Fremder in der eigenen Stadt
Erst kürzlich kehrte Luis erstmals nach 14 Jahren in seine Heimat zurück, um beim Boiler Room für Arca in Caracas zu spielen – eine herausfordernde Reise. Wieder dort zu sein, beschreibt er als Schock, seine Stimme wird ernster: „Ich fühlte mich wie ein Fremder in meiner eigenen Stadt.”
Die politische und wirtschaftliche Lage Venezuelas hatte ihn lange von einem Besuch abgehalten. „Ich unterstütze nicht, wie dieses Land mit unseren Menschen umgeht. Ich will kein Teil davon sein. Jede:r, der sich gegen die Regierung stellt, gerät ins Visier. Es macht mir wirklich Angst.”
Vor allem nach den Wahlen, die vor einigen Monaten stattfanden, fürchtet er sehr um die Zukunft seines Herkunftslandes. „Aber dann dachte ich: Ich muss mich dem stellen. Das ist meine Heimat – und schließlich leben meine Eltern noch dort.” Teil dieses Boiler Rooms zu sein, war am Ende eine der besten Entscheidungen, die er je getroffen hat, findet er „Es war ein unbeschreiblicher, hoffnungsvoller Moment. In Venezuela passiert im Allgemeinen nicht viel im Nachtleben. Alles ist aufgrund der politischen Situation verschwunden.” Dennoch bleibt ein schmerzhafter Nachklang. Nach 14 Jahren im Ausland war die einstige Heimat für ihn fremd. „Ich kenne nicht einmal mehr den Slang”, fügt er enttäuscht hinzu.

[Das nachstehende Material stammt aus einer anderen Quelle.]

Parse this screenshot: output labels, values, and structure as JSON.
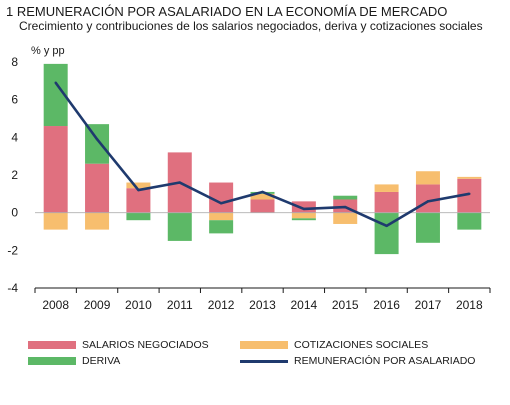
{
  "title": "1  REMUNERACIÓN POR ASALARIADO EN LA ECONOMÍA DE MERCADO",
  "subtitle": "Crecimiento y contribuciones de los salarios negociados, deriva y cotizaciones sociales",
  "unit": "% y pp",
  "colors": {
    "salarios": "#e0707f",
    "cotizaciones": "#f7be6e",
    "deriva": "#5cb866",
    "remuneracion": "#1f3a6e"
  },
  "legend": {
    "salarios": "SALARIOS NEGOCIADOS",
    "cotizaciones": "COTIZACIONES SOCIALES",
    "deriva": "DERIVA",
    "remuneracion": "REMUNERACIÓN POR ASALARIADO"
  },
  "chart_data": {
    "type": "bar",
    "stacked": true,
    "categories": [
      "2008",
      "2009",
      "2010",
      "2011",
      "2012",
      "2013",
      "2014",
      "2015",
      "2016",
      "2017",
      "2018"
    ],
    "ylim": [
      -4,
      8
    ],
    "yticks": [
      -4,
      -2,
      0,
      2,
      4,
      6,
      8
    ],
    "grid": false,
    "series": [
      {
        "name": "SALARIOS NEGOCIADOS",
        "kind": "bar",
        "values": [
          4.6,
          2.6,
          1.3,
          3.2,
          1.6,
          0.7,
          0.6,
          0.7,
          1.1,
          1.5,
          1.8
        ]
      },
      {
        "name": "COTIZACIONES SOCIALES",
        "kind": "bar",
        "values": [
          -0.9,
          -0.9,
          0.3,
          0.0,
          -0.4,
          0.3,
          -0.3,
          -0.6,
          0.4,
          0.7,
          0.1
        ]
      },
      {
        "name": "DERIVA",
        "kind": "bar",
        "values": [
          3.3,
          2.1,
          -0.4,
          -1.5,
          -0.7,
          0.1,
          -0.1,
          0.2,
          -2.2,
          -1.6,
          -0.9
        ]
      },
      {
        "name": "REMUNERACIÓN POR ASALARIADO",
        "kind": "line",
        "values": [
          6.9,
          3.9,
          1.2,
          1.6,
          0.5,
          1.1,
          0.2,
          0.3,
          -0.7,
          0.6,
          1.0
        ]
      }
    ]
  }
}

Die komplexen Emotionen und die innere Zerrissenheit sind spürbar, und dennoch empfindet Luis eine tiefe Verbindung zu seiner Heimat, die sich auch in seiner Musik ausdrückt. Die Rhythmen, die er von dort kennt – „Überall lief Reggaeton”, ob auf Haus-Partys oder in Clubs, ein unumgänglicher Teil des sozialen Lebens –, haben erst spät ihren Weg in seine Produktionen gefunden, wenn auch oft in abstrahierter, weniger geschliffener Form als in den kommerziellen Varianten der Charts. Lange Zeit interessierte er sich nämlich nicht für Rhythmen aus Lateinamerika: „Ich war jung. Ich mochte härtere Sachen.” Mit der Zeit begann er jedoch sich auf die Musik einzulassen und die Rhythmen zu studieren. „Ich dachte mir: Okay, da steckt etwas Interessantes drin. Warum nicht perkussive Elemente, zum Beispiel Congas, auch in meine Musik einbauen? So begann ich eine echte Liebe für diese Sounds zu entwickeln.”
Stets aufmerksam bleiben und, wie Luis betont, „wirklich alles hören”, lautet seine Maxime. Schließlich weiß man nie, was man entdecken könnte; denn selbst wenn einem die Melodien bestimmter Genres nicht gefallen, enthüllt sich möglicherweise ein cooles Pattern, das man in der eigenen Musik nutzen kann. So entstand auch Safety Trance – sein zweiter Alias, der sich zwischen Reggaeton und EBM bewegt. „Ich mache oft Musik, die ich selbst hören möchte, aber nirgendwo finden kann”, sagt er zu diesem Alter-Ego, das auch durch Kollaborationen mit Sega Bodega oder Arca internationale Bekanntheit erlangte.
Luis’ ehrliche, bescheidene Art prägt unser Gespräch: keine inszenierten Floskeln oder Worthülsen. Er erzählt humorvoll und herzlich und alles andere als „too cool” über sich und seine Arbeit, die durch ihre stilistischen Sprünge auf den ersten Blick einschüchternd wirken kann.
Witzelnd neigt sich das Gespräch dem Ende zu, und wir sprechen über Musik, die wir am liebsten nie gehört hätten – jene Stücke, die unweigerlich Erinnerungen abrufen, von denen wir uns schon längst gerne verabschiedet hätten. „‚Mambo No. 5’ – immer wenn ich dieses Lied höre, erinnere ich mich an eine Zeit, in der ich so unglücklich war. Vielleicht wegen des Jobs damals. Wie auch immer – den Song kann ich wirklich nicht hören”, erklärt er kopfschüttelnd. Und dennoch ist Musik für Luis ein sicherer Ort, sein Ruhepol und seine tägliche Routine – ob in Barcelona oder irgendwo auf der Welt, wo er gerade auflegt. Und so also doch eine Komfortzone, dafür aber wohl „die schönste”, sagt Luis und lächelt dabei friedlich.